El 9 de febrero de 2014, durante uno de los veranos más tormentosos que se recordarán en las costas del Uruguay, muere Alejandro, 31 años, salvavidas, alcanzado por un rayo mientras dormía en una casilla en Playa Grande. “Tendría que haber sido yo”, dice el protagonista, el hermano mayor, el pesimista, y no Alejandro, que vivía la vida como quería, como venía, que explotaba de felicidad.
Así comienza este relato en el que la memoria se entrecruza con la ficción en una exploración del vínculo fraternal y el duelo en el seno íntimo de una familia. Un viaje que lleva al narrador, despiadado consigo mismo, a enfrentar lo más oscuro de sí: sus obsesiones, sus perversiones, sus mezquindades, pero también aquello que puede redimirlo, la literatura.

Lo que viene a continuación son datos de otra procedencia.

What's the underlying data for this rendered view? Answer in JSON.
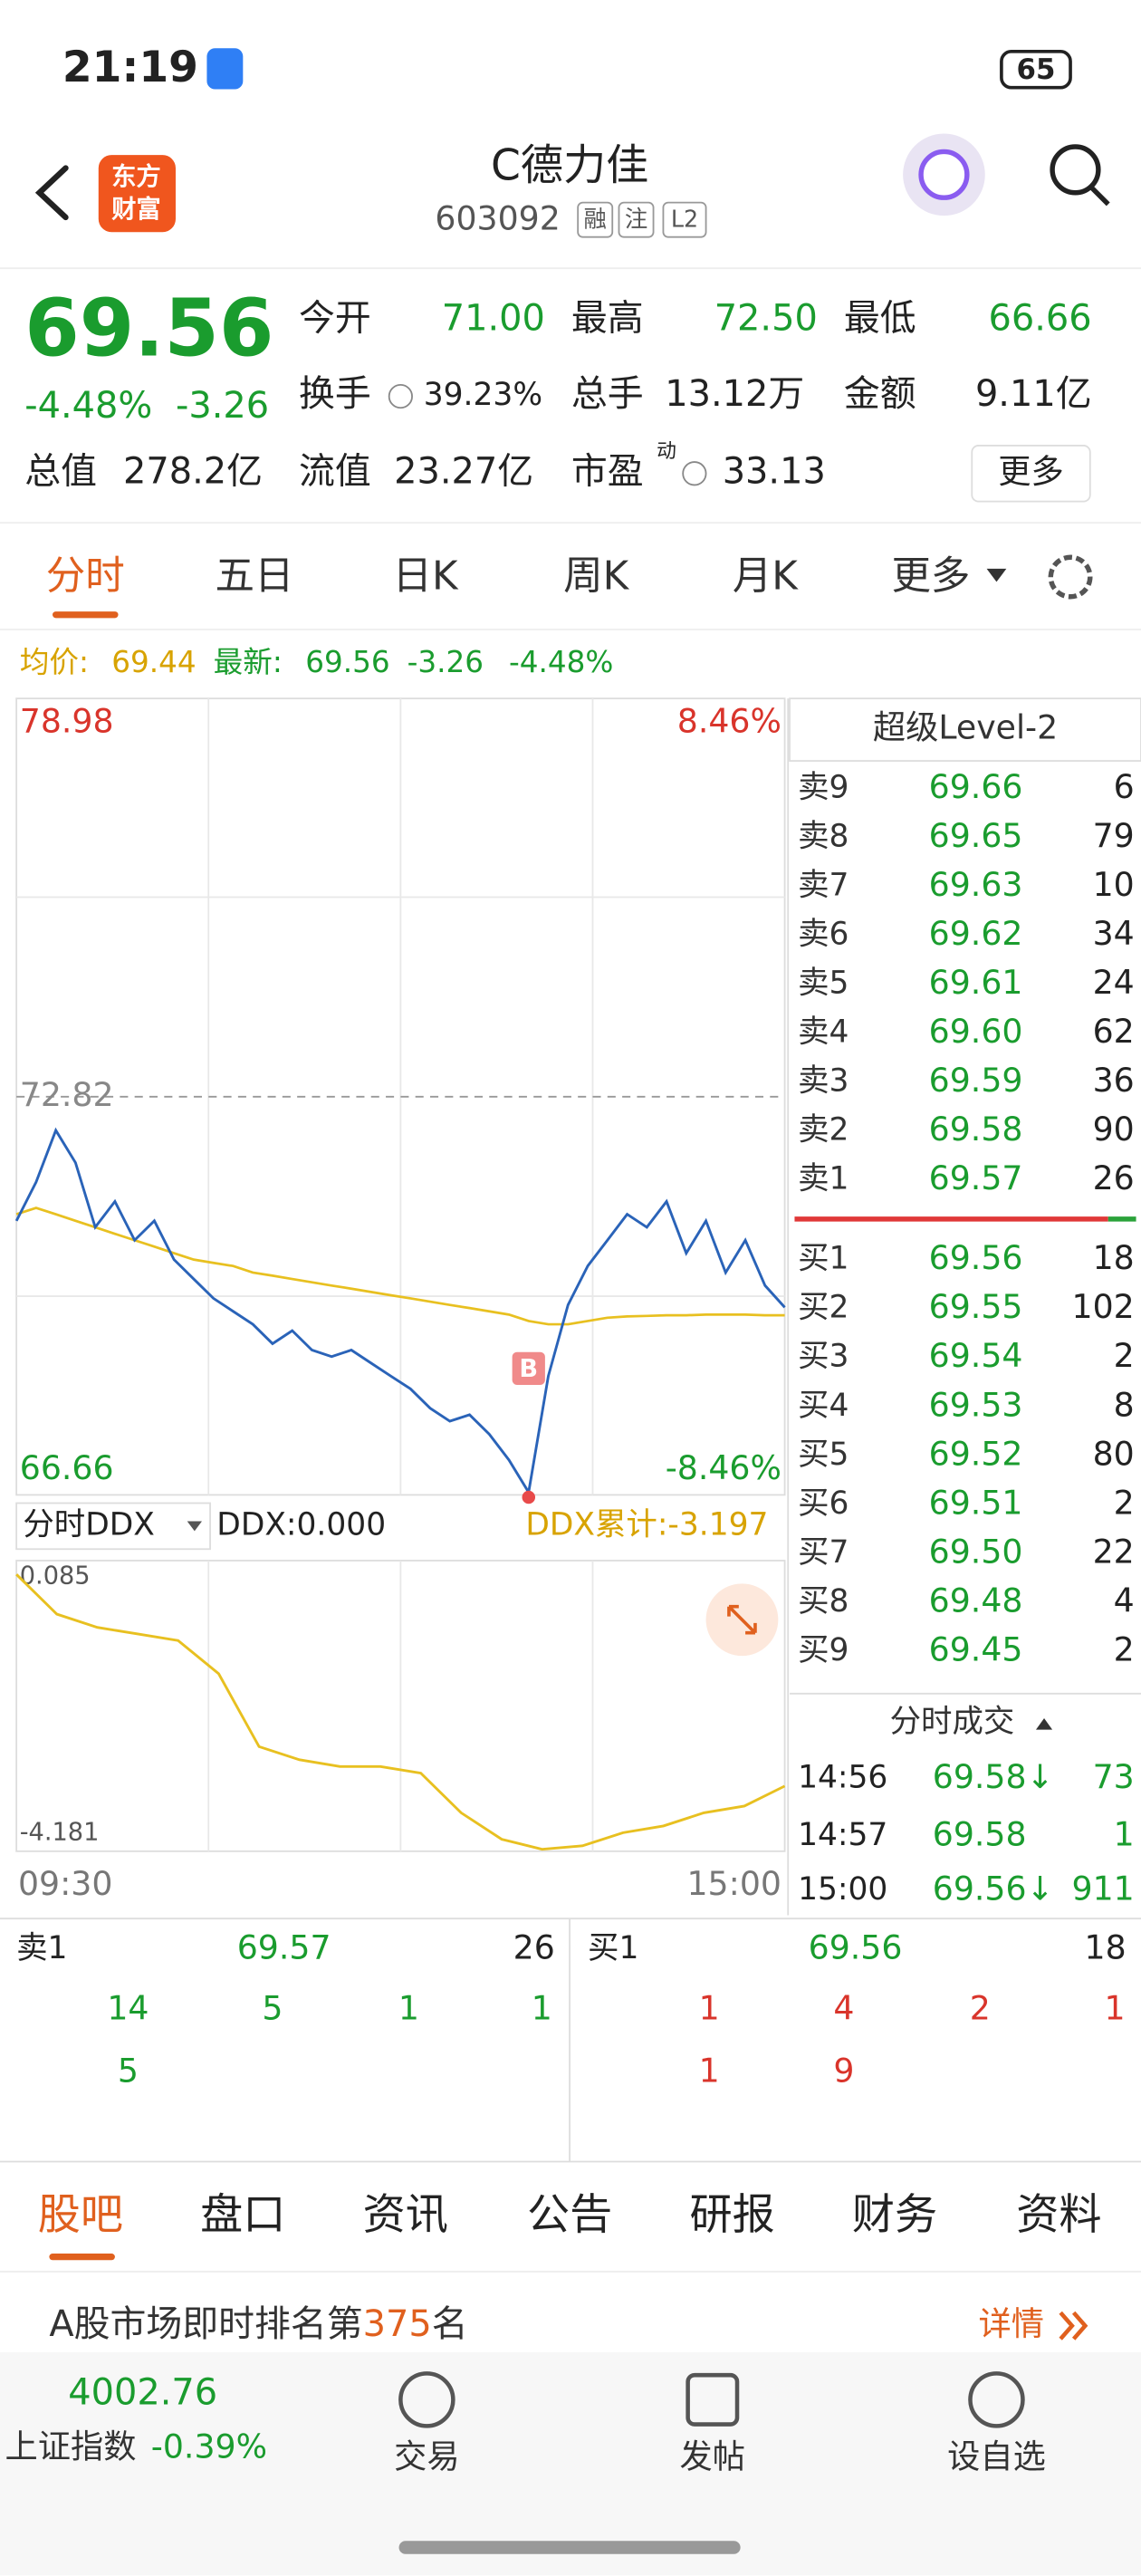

¿Cómo narrar el dolor?, ¿hay una lógica de la muerte?, ¿se puede racionalizar o razonar la muerte? Razonar la muerte es repetirla, o liberarse. Porque la muerte, como experiencia, al final es solo eso, nada del otro mundo. El dolor no se puede decir en presente, solo puede ser pasado; sin embargo, Mella elige narrarlo en tiempo futuro, como si todo lo malo fuera a ocurrir, indefectiblemente, pero más adelante, hasta que algo le recuerda que el futuro llegó hace rato.